In-Depth Notes on Health Policy Conundrum

The Health Policy Conundrum


Overview of Health Economics

  • Market Issues: Address problems faced in healthcare and insurance markets:
  • Health Care Services: Oligopoly pricing, monopoly rents for doctors, medical arms races.
  • Health Insurance Markets: Adverse selection, underinsurance, moral hazard, technology overuse.
  • Health Policy Goal: Address these problems; however, each new policy may create new issues or worsen existing ones.

Arrow's Impossibility Theorem

  • Designing a national health system is an optimization problem, akin to personal health optimization in the Grossman model.
  • Societies must balance health spending against other national priorities (e.g. education, military).
  • The goal is to achieve desired health levels efficiently.
  • Key Insight: Societal preferences can be inconsistent, leading to Arrow's impossibility theorem, which suggests that an "optimal" health policy may not be feasible due to varying societal preferences.

Implications of Arrow's Theorem

  • Optimization Challenge: Limits the ability to find an optimal health policy, given societal preference inconsistencies.
  • Policy Assessment: Analyze policies based on three goals: health, wealth, and equity; understand trade-offs rather than seeking optimality.

Health Policy Trilemma

  • Three Goals: Health, wealth, and equity.
  • Trade-offs: Striving for one goal generally detracts from another (e.g., policy against adverse selection may raise costs or reduce health).
  • Persuasive differences in priorities among nations shape individual approaches to health care.

Key Health Care Policy Choices

  • Essentials: Address how insurance markets should operate, manage moral hazard in public insurance, and regulate healthcare provider markets.

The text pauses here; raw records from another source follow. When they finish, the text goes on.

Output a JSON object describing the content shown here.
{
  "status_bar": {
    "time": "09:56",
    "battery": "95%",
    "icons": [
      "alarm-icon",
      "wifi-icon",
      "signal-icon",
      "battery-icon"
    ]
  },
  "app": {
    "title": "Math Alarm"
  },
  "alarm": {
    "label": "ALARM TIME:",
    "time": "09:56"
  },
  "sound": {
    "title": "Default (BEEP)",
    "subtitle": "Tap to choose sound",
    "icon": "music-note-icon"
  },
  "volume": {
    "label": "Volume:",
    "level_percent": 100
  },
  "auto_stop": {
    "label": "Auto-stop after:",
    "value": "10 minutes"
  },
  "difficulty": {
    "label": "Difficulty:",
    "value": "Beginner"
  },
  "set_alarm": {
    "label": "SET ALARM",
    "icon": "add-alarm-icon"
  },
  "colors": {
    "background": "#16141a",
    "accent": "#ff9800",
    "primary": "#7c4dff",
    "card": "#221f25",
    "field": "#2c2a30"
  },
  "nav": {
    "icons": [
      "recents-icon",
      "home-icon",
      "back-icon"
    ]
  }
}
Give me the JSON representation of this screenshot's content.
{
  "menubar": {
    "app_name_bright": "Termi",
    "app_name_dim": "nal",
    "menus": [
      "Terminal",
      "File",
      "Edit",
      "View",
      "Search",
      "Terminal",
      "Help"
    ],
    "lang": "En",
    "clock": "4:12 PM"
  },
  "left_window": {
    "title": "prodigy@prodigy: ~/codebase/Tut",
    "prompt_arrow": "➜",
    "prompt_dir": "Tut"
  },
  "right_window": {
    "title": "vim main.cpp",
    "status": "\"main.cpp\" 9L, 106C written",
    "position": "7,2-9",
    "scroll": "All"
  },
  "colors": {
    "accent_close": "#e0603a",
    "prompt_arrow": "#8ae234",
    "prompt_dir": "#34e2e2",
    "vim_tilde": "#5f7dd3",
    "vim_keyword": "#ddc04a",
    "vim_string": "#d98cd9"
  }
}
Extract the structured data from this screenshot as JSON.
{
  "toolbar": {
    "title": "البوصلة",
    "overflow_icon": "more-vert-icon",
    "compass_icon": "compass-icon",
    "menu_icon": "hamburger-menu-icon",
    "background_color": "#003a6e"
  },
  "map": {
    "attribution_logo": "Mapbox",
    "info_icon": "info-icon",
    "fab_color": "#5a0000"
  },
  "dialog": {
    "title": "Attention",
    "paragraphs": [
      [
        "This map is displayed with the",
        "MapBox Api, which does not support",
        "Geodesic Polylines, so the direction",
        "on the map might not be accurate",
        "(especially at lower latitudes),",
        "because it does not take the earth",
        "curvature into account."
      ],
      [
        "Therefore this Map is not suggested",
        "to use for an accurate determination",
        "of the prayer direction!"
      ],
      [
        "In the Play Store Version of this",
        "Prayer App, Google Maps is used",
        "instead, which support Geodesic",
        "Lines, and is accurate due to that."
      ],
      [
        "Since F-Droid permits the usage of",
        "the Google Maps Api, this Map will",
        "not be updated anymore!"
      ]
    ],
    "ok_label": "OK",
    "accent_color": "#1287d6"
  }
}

How Should Health Insurance Markets Work?

  • Insurance Options:
  • Completely private insurance markets
  • Universal public insurance
  • Compulsory insurance
  • Employer-sponsored insurance
  • Means-tested health insurance
  • Many countries use a combination of several types.

Private Insurance Markets
  • Rothschild-Stiglitz model indicates that only frail customers are fully insured; potential for complete uninsurance.
  • Leads to adverse selection without government intervention.

Universal Public Insurance
  • Government covers all citizens, financed by taxes.
  • Benefits: Eliminates adverse selection, promotes equity.
  • Challenges: Must manage moral hazards that could increase costs significantly.
  • Considered more efficient in terms of lower overhead.

Compulsory Insurance
  • Mandating all to purchase private insurance to combat adverse selection.
  • Requirements may necessitate subsidies for low-income populations.
  • Must be carefully defined to be effective.

Employer-Sponsored Insurance
  • Encourages employers to provide private insurance, benefiting both healthy and sick employees.
  • Risks include inefficiencies in labor markets and inadequate coverage for unemployed groups.

Means-Tested Insurance
  • Provides subsidized health care for the poor (e.g. Medicaid in the U.S.).
  • Helps improve equity but results in similar costs as universal insurance.

How Should Moral Hazard Be Controlled?

  • Moral hazard: Risk that individuals will change their behavior when insured, leading to unnecessary costs.
  • Options for Control:
  1. Cost-effectiveness analysis (CEA): Balances health gains against costs, possibly limiting coverage to reduce spending.
  2. Cost sharing: Use of out-of-pocket expenses to deter unnecessary use but may impair access for some.
  3. Gatekeeping and queuing: Tiered access to care to prioritize essential cases, resulting in patient queues.
  4. Prospective payments: Pre-determined payments for treatments can incentivize efficient care but might make doctor-patient relationships more adversarial.

How Should Health Care Provision Be Regulated?

  • Challenges in Private Health Care:
  • Oligopoly pricing, monopoly rents, induced demand.
  • Regulatory Approaches:
  1. Public Provision: Government-run hospitals aim to reduce costs but face efficiency challenges.
  2. Private Provision: Creates competition, can lead to access issues for vulnerable populations.
  3. Government-Set Prices: Intended to prevent excess costs but risks service shortages and inefficiencies.

Comparing National Health Policies

  • Models:
  • Beveridge Model: Public provision, minimal out-of-pocket costs (e.g. UK, Canada).
  • Bismarck Model: Private insurance mandates, price controls to balance equity (e.g. Germany, Japan).
  • American Model: Central role of private markets, limited insurance for specific groups (e.g. elderly).
  • Issues: Different countries have various inherent health levels, preferences, and inequities, complicating direct comparisons of health system performance.

Conclusion

  • Government policy can mitigate some market failures, but challenges like adverse selection and moral hazard persist in different forms across systems. Each nation must navigate these complexities as they develop and implement health care policies.